The U.N. spokesperson, Farhan, said the United Nations and partners have delivered more than 37,000 metric tons of aid to Gaza since the ceasefire but warned that "people's urgent needs are still immense with impediments not being lifted quickly enough."
Farhan said entry continues to be limited to only two crossings — Kerem Shalom (Kerem Abu Salem) and Kissufim — with no direct access from Israel to northern Gaza or from Egypt to southern Gaza. He added that some supplies and non‑governmental organization staff have been denied entry.

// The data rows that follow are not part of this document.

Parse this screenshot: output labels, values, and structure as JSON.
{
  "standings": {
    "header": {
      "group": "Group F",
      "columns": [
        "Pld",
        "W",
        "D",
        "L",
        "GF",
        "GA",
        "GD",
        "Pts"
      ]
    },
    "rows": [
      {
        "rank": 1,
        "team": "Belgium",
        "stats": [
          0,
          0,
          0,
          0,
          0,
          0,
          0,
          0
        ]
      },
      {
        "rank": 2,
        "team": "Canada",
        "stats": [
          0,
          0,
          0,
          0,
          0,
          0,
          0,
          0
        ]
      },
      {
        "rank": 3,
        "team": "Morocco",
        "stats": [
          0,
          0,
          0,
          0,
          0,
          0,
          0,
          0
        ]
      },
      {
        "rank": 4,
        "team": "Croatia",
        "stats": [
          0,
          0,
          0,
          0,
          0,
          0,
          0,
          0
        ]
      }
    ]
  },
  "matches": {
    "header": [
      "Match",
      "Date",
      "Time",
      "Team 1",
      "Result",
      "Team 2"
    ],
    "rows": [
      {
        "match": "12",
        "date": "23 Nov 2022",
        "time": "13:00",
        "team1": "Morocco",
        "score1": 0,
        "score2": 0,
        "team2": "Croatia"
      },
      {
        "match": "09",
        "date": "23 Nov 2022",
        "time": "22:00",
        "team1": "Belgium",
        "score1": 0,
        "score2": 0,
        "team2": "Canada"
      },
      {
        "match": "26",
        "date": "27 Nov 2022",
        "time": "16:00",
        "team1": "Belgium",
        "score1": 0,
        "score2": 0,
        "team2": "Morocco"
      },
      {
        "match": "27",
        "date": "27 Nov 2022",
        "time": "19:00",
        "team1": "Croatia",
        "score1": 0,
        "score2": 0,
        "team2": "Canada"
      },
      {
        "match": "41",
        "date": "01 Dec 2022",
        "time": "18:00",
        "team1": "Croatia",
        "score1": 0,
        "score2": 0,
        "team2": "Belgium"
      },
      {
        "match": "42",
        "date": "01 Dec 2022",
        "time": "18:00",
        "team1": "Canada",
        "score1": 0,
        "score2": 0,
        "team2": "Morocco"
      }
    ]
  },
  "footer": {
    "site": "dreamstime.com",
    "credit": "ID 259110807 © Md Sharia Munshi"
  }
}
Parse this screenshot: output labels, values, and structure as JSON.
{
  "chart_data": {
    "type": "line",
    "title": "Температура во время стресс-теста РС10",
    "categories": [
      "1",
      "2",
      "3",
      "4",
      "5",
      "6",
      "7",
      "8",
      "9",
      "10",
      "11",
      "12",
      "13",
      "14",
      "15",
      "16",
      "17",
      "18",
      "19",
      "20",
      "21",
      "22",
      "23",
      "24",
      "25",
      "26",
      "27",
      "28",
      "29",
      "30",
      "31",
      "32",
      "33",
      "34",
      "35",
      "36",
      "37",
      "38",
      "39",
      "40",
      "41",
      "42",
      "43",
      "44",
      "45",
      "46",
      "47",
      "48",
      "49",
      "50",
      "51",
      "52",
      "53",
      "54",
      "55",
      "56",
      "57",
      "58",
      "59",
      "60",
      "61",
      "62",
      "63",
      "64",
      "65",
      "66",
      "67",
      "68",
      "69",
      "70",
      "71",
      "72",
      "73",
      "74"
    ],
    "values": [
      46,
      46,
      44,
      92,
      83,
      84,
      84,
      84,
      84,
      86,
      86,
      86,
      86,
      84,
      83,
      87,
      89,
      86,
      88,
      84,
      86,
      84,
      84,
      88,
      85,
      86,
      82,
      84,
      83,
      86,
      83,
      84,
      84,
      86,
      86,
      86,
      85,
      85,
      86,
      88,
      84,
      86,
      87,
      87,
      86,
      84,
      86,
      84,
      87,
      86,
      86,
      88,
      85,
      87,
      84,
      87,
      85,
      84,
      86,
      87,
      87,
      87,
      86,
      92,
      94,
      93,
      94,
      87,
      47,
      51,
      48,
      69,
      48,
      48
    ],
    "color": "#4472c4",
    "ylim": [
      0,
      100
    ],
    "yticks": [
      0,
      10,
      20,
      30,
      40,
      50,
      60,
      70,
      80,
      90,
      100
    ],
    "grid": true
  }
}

The spokesperson described shelter conditions as dire: "Most displaced people remain in overcrowded, makeshift sites, many of which were established spontaneously in open or unsafe areas," and said hundreds of thousands of families face the rainy season without adequate protection. U.N. partners working on shelter told the briefing that, once impediments are lifted, they have enough materials in the pipeline to meet most needs for nearly 1,500,000 Palestinians requiring such assistance.
On food, the World Food Programme has "reached over 1,000,000 people with food distributions, hot meals, bakery support, fortified snacks for children, expanded nutrition services, and digital cash assistance," Farhan said, adding that WFP expanded storage capacity to three warehouses, reopened key roads and reinforced retail networks to sustain assistance.
Farhan cited a geospatial analysis by the Food and Agriculture Organization and the U.N. satellite centre showing widespread damage to agriculture: "Only 13% of cropland in the Gaza Strip has not been damaged, and most of it remains inaccessible because it is located in areas where the Israeli military remains deployed." The analysis, the spokesperson said, found between "79 to 89% of greenhouse areas, agricultural wells, and farming infrastructure have been damaged," and nearly 89% of orchard trees — especially olive trees — have been damaged or destroyed.
The U.N. description distinguishes between the scale of aid delivered and remaining access constraints: agencies report stocks and logistics in the pipeline but say deliveries to meet needs depend on opening additional crossing points and resolving security and administrative impediments.
The U.N. briefing did not specify whether additional crossings would be opened or when more consistent humanitarian access might be restored.